To see Chloe and Jason talk about marriage and how God brought them together is a moving reminder that God has not made anyone inferior. People with special needs have much to teach others about happiness and simplicity in a world that seems overly complicated to many.
The love oozes from the video. “She is like drop-dead gorgeous,” Jason says. “I was worried, like, ‘Lord, I am way marrying out of my league.’ My goodness! Look at this beauty!”
But their fairytale story also raises unsettling questions the video doesn’t address: Would they have children? Would their offspring be more prone to being born with a disability? Who would care for the children?
“Sometimes I think in my mind ‘I want a baby so bad,’” Chloe says. She has a realistic doll that she treats as her baby. “This is Giselle. She represents what we want for the future.”
Both Chloe and Jason recognize their limitations. They say they are 80% independent, which means that 20% of their adult responsibilities are handled by care-givers, often family members.
In a world where abortion is pressed on parents when an ultrasound reveals a potential disability, in a world where government imposes decisions on private citizens in the name of the common good, some questions linger:
Who decides if they have kids? Should society try to prevent a child being born into a world where foster care is a strong possibility?
Consider California, where Child Protective Services by law gets involved with kids abused or neglected if parents are diagnosed with a developmental disability, says Ryan Faulk, a manager at Joni & Friends in Agoura Hills.

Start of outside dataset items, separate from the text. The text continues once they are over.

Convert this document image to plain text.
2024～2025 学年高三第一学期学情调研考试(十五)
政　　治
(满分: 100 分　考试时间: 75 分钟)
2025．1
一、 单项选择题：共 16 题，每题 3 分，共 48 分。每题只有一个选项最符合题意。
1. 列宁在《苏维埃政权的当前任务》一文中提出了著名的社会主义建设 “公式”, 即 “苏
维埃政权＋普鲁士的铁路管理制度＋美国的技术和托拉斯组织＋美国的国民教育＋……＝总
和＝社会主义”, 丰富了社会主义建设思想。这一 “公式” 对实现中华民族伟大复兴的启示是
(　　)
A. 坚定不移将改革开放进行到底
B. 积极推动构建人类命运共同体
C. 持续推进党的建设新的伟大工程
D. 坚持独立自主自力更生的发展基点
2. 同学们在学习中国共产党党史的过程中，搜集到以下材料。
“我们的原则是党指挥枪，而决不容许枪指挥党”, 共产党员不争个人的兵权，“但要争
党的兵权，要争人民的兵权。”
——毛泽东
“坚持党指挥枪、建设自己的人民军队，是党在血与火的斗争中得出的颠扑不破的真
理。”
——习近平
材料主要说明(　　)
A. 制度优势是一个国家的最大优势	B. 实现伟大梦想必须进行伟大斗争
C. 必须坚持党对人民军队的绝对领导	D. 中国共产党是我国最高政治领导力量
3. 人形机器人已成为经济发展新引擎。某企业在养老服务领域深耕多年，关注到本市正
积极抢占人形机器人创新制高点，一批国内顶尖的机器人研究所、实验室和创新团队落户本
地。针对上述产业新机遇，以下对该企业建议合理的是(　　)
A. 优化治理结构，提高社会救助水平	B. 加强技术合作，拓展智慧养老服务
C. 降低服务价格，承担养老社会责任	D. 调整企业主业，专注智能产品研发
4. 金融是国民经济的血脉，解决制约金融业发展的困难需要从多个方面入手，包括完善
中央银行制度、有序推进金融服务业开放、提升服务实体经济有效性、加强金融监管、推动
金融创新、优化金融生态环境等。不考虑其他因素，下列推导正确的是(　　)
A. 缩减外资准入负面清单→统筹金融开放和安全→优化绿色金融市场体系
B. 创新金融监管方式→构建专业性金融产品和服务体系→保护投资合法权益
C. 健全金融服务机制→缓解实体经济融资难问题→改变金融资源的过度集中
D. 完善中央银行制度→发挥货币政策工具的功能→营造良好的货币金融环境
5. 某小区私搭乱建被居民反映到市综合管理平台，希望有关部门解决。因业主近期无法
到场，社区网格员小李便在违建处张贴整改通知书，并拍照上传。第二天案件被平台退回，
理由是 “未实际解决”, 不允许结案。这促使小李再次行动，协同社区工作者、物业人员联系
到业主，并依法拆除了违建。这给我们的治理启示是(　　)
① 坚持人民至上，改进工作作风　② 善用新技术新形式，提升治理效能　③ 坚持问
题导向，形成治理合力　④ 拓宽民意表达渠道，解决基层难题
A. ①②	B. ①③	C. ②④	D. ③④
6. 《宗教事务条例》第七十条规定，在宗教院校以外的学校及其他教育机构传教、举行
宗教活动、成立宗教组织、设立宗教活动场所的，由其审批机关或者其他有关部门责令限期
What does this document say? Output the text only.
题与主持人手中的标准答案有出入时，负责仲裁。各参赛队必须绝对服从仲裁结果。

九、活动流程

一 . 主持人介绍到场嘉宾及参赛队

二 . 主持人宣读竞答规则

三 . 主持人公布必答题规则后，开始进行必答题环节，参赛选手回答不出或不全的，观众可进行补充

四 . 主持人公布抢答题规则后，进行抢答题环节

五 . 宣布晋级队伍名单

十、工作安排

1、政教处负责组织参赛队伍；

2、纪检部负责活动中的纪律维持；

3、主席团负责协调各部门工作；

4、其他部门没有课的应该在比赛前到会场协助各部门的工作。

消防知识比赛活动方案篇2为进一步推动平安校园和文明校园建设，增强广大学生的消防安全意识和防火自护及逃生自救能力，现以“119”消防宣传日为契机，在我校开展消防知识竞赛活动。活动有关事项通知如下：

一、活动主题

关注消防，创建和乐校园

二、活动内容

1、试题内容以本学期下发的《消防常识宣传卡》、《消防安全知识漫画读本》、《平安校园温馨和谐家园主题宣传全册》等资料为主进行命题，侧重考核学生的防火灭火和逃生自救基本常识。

We as Christians should always fight for life. Whichever way we counsel, we have to choose life. — Martie Kwasny
“There are very tough questions,” says Ryan, who helps churches minister to people with disabilities. He was reluctant to provide easy answers but suggested the decision to have children should be examined on a case-by-case basis, along with coaching by the supporting family.
For Martie Kwasny, a Joni & Friends director in Jackson, Mississippi, a decision to prevent parents from having kids should never be decided by the government or outsiders. All human life is sacred, and conception is God given, she says.
“It’s not just sex. Ultimately, God is the Author of life. He chooses to give life to whom He chooses to give life to,” Martie says. “It’s a hard call. It’s not black and white. But we as Christians should always fight for life. Whichever way we counsel, we have to choose life.”
Martie says there have been cases of kids with no disability being born to parents with disabilities — and the raising of the child, often supported in the context of a loving and supportive church, has been successful.
“Sometimes I think in my mind, ‘I want a baby so bad,’” Chloe says. “Then I say to myself, ‘Well, Chloe, you have to wait a little longer.’”
“Giselle represents what we want for the future,” she says. “We don’t get upset about not having a baby. We just kind of miss it. We kind of get sad.”
Chloe says she can cook and care for Jason, but Jason admits he needs help with budgeting. Nothing in the video explained if they have a job or how they provide for themselves. The video also doesn’t delve into the support their families presumably give them.
“Marriage is just fun. Getting to just go to bed with her and have somebody to hold and to wake up and kiss good morning is a blessing in itself,” Jason says.
“I can make black beans and rice and spaghetti and meatballs,” she says. “I can make hamburgers or salad or French fries.”
The good eating was making Jason start to get a little chubby, so he decided to start cycling to slim down and “buff up.”
“Chloe, I will always love you, no matter what. You’re magical,” he says. “You’re beyond caring. You always take care of me.”
Jason wants to grow old with Chloe and pass away in bed with her when they’re 70 or 80.
“I just love holding her. Every time it just makes me calm,” he says. “That’s the best part about marriage for me — just holding her.”
Chosen Holley studies at the Lighthouse Christian Academy near Venice, CA.